Além de Mr. Scorsese, a Mostra exibe três outras séries: a documental Primavera nos Dentes – A História do Secos & Molhados, de Miguel de Almeida, que mergulha na trajetória apoteótica de um dos grupos mais revolucionários da MPB; Choque de Cultura – A Série, do Canal Brasil, dirigida por Fernando Fraiha, e Lona Preta, drama de Renato Ciasca e Francisco Garcia.
A filmografia do diretor sérvio Želimir Žilnik será revista a partir de três das suas obras fundamentais: Primeiros Trabalhos (1969), longa-metragem de estreia do diretor, premiado com o Urso de Ouro do Festival de Berlim, Marble Ass (1995), que recebeu o Teddy Bear também na Berlinale, e o recente Depois dos Oitenta, apresentado na edição de 2025 do evento alemão.
Obras restauradas integram a programação da 49ª Mostra. Entre os títulos internacionais estão Queen Kelly, filme mudo com Gloria Swanson e dirigido por Erich von Stroheim em 1932. Na época, a atriz reclamou dos rumos do trabalho e pediu mudanças, com o diretor sendo demitido. Em 1933, a obra foi lançada na Europa e na América do Sul. Trechos do filme original aparecem em Crepúsculo dos Deuses (1950), estrelado por Swanson e que conta com von Stroheim no papel de seu ex-diretor, ex-marido e atual mordomo. A versão restaurada passou no Festival de Veneza, com direção de Dennis Doros, incorporando materiais inéditos não censurados. Doros vem à Mostra para apresentar Queen Kelly e participar de uma mesa sobre restauro com a equipe da Cinemateca Brasileira. Além dele, o evento exibe uma cópia maior do indiano Sholay (1975), de Ramesh Sippy, que completa 50 anos desde a estreia, o português Aniki-Bóbó (1942), de Manoel de Oliveira, e o argelino Crônica dos Anos de Fogo (1975), de Mohammed Lakhdar-Hamina, que faleceu em maio de 2025 — pelo filme que estreou há cinco décadas, ele foi o primeiro cineasta árabe-africano a receber a Palma de Ouro no Festival de Cannes.

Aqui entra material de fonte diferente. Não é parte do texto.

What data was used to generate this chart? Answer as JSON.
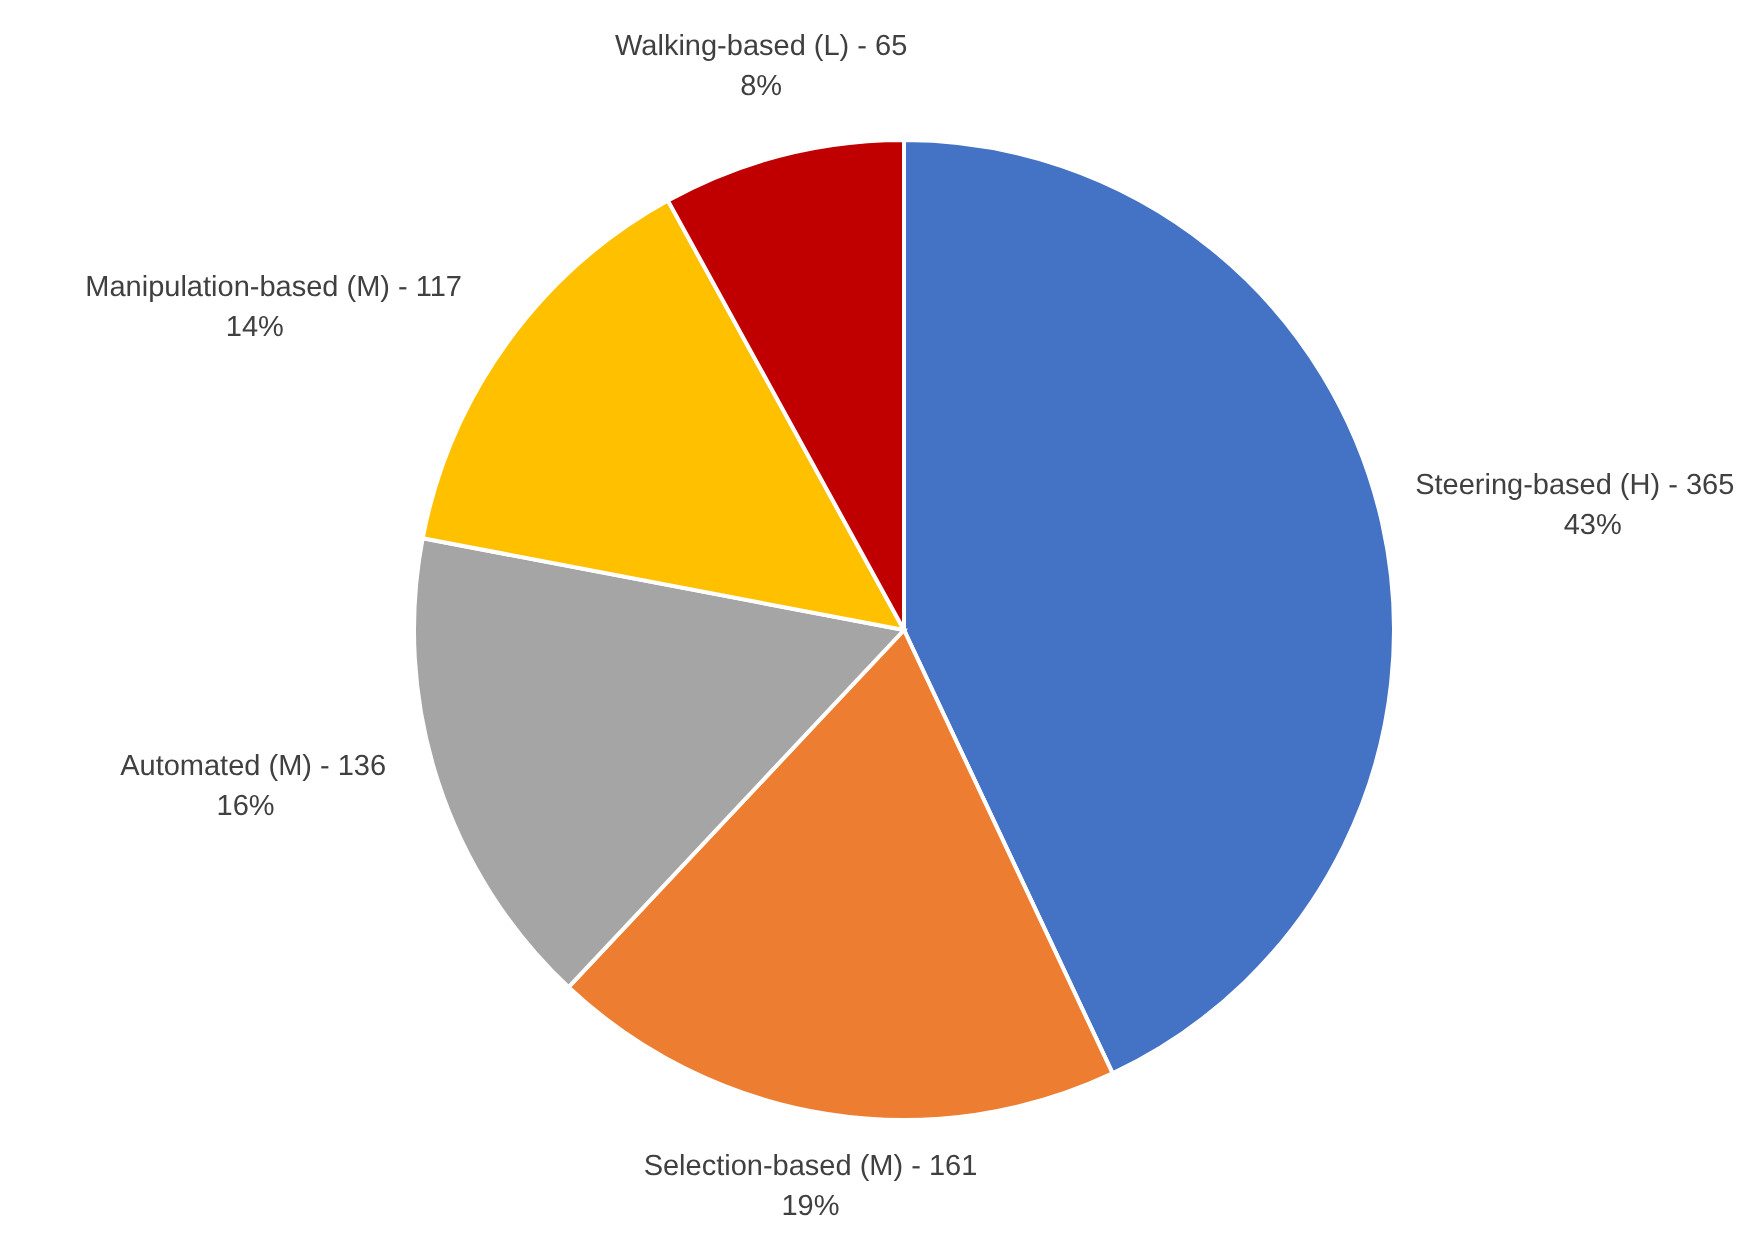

Na lista de exibições de títulos restaurados também estão os brasileiros Cinema, Aspirinas e Urubus (2005), de Marcelo Gomes, que comemora os 21 anos da primeira exibição do filme, na Mostra, Lua Cambará – Nas Escadarias do Palácio (2002), de Rosemberg Cariry, Tônica Dominante (2001), de Lina Chamie, Um Céu de Estrelas (1995), de Tata Amaral, que completa três décadas, e Garota de Ipanema (1967), de Leon Hirszman.
Títulos que abordam questões ligadas à causa Palestina estão na programação, como Era uma Vez em Gaza, dos gêmeos palestinos Arab Nasser e Tarzan Nasser, Yalla Parkour, de Areeb Zuaiter, diretora multinacional radicada nos EUA, Com Hasan em Gaza, documentário do artista e cineasta palestino Kamal Aljafari, Notas sobre um Desterro, obra documental do brasileiro Gustavo Castro sobre uma família brasileira-palestina, e Palestina 36, da diretora, roteirista e produtora palestina Annemarie Jacir.
Para lembrar dos 80 anos da bomba atômica de Hiroshima, a Mostra exibe Alma Errante – Hibakusha (2025), curta do brasileiro Joel Yamaji que registra a história do sobrevivente Takashi Morita, e Chuva Negra (1989), do japonês Shohei Imamura, que recebeu uma menção especial do júri ecumênico e ganhou o grande prêmio técnico do Festival de Cannes. O longa recria ficcionalmente o que aconteceu com quem não morreu na explosão, mas sofreu os efeitos destrutivos da radiação ao longo da vida. A sessão dupla especial, que vai ocorrer no Sato Cinema, será seguida de uma apresentação da música Rosa de Hiroshima (baseada no poema de 1946 do escritor Vinicius de Moraes), interpretada por Mariana de Moraes, filha de Vinicius, e por Gerson Conrad, do Secos & Molhados, grupo que eternizou a canção.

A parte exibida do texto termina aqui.